First, the title question:
Assuming the debian directory is already there, be in the source directory (the directory containing the debian directory) and invoke dpkg-buildpackage. I like to run it with these options:
dpkg-buildpackage -us -uc -nc
which mean don't sign the result and don't clean.
How can I check if I have listed all the dependencies correctly?
Getting the dependencies is a black art. The "official" way is to check build depends is if the package builds with only the base system, the "build-essential" packages, and the build dependencies you have specified. Don't know a general answer for regular Dependencies, just wade in :)
How I can I prevent the update system installing the older version in the repo on an update?
How I can prevent the system installing a newer version (when its out), overwriting my custom package?

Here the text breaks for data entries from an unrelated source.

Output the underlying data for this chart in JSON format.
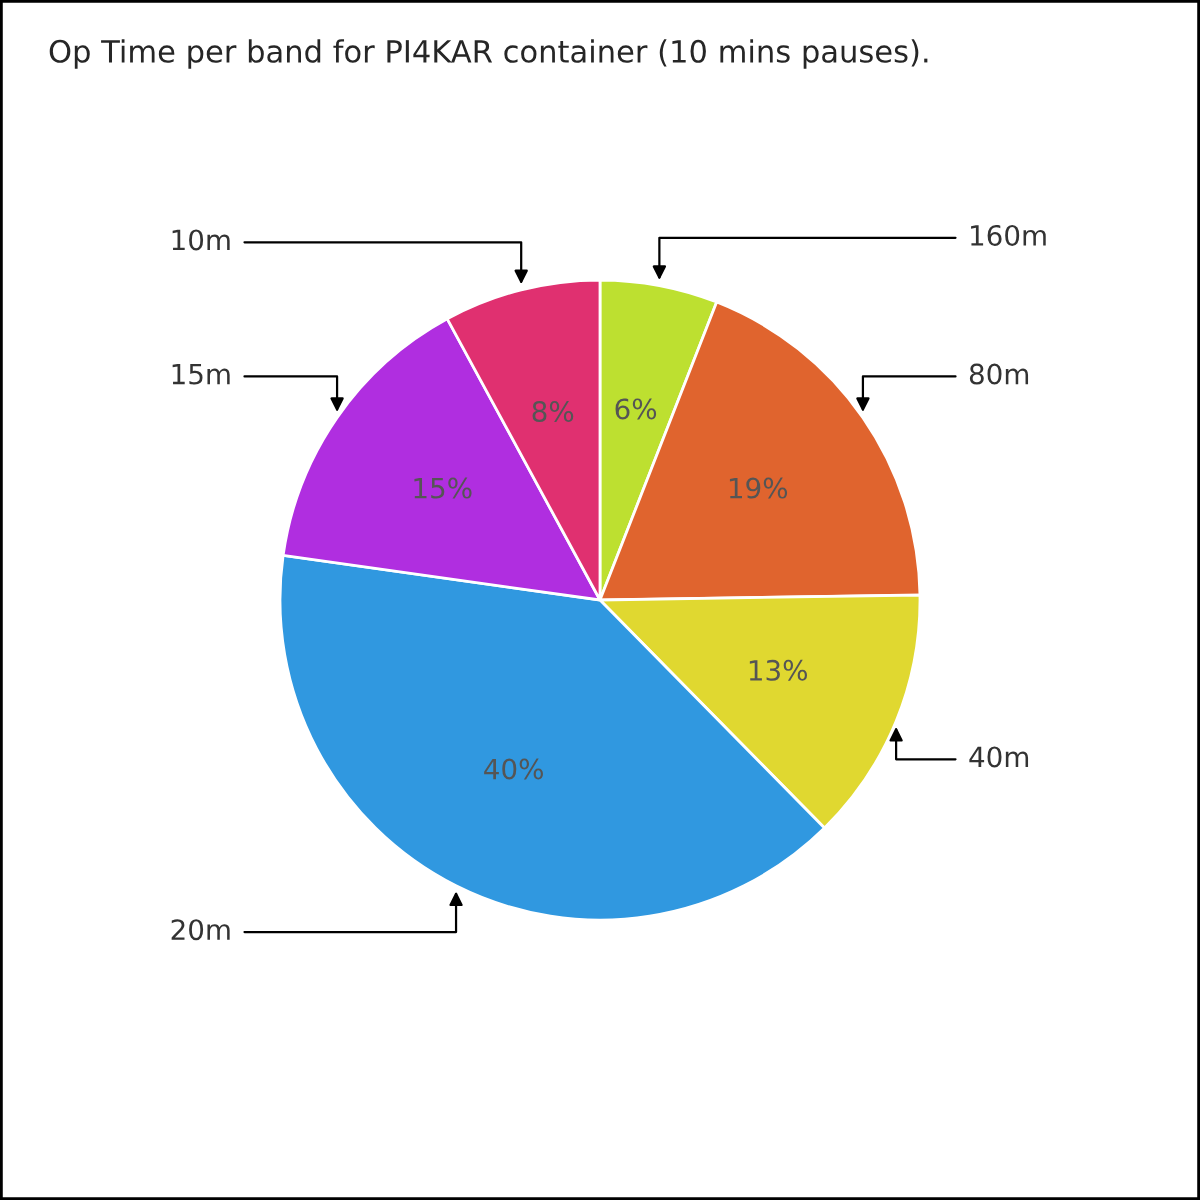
{
  "chart_data": {
    "type": "pie",
    "title": "Op Time per band for PI4KAR container (10 mins pauses).",
    "categories": [
      "160m",
      "80m",
      "40m",
      "20m",
      "15m",
      "10m"
    ],
    "values": [
      6,
      19,
      13,
      40,
      15,
      8
    ],
    "value_labels": [
      "6%",
      "19%",
      "13%",
      "40%",
      "15%",
      "8%"
    ],
    "colors": [
      "#bde030",
      "#e0642e",
      "#e0d830",
      "#3098e0",
      "#b02ee0",
      "#e03070"
    ]
  }
}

My knowledge might be out of date on this one, but to address both:
Use dpkg --set-selections. Assuming nullidentd was the package you wanted to stay put, run as root
echo 'nullidentd hold' | dpkg --set-selections
Alternately, since you are building from source, you can use an epoch to set the version number artificially high and never be bothered again. To use an epoch, add a new entry to the debian/changelog file, and put a 99: in front of the version number. Given my nullidentd example, the first line of your updated changelog would read:
nullidentd (99:1.0-4) unstable; urgency=low
Bernard's link is good, especially if you have to create the debian directory yourself - also helpful are the developers reference and the general resource page. Adam's link also looks good but I'm not familiar with it.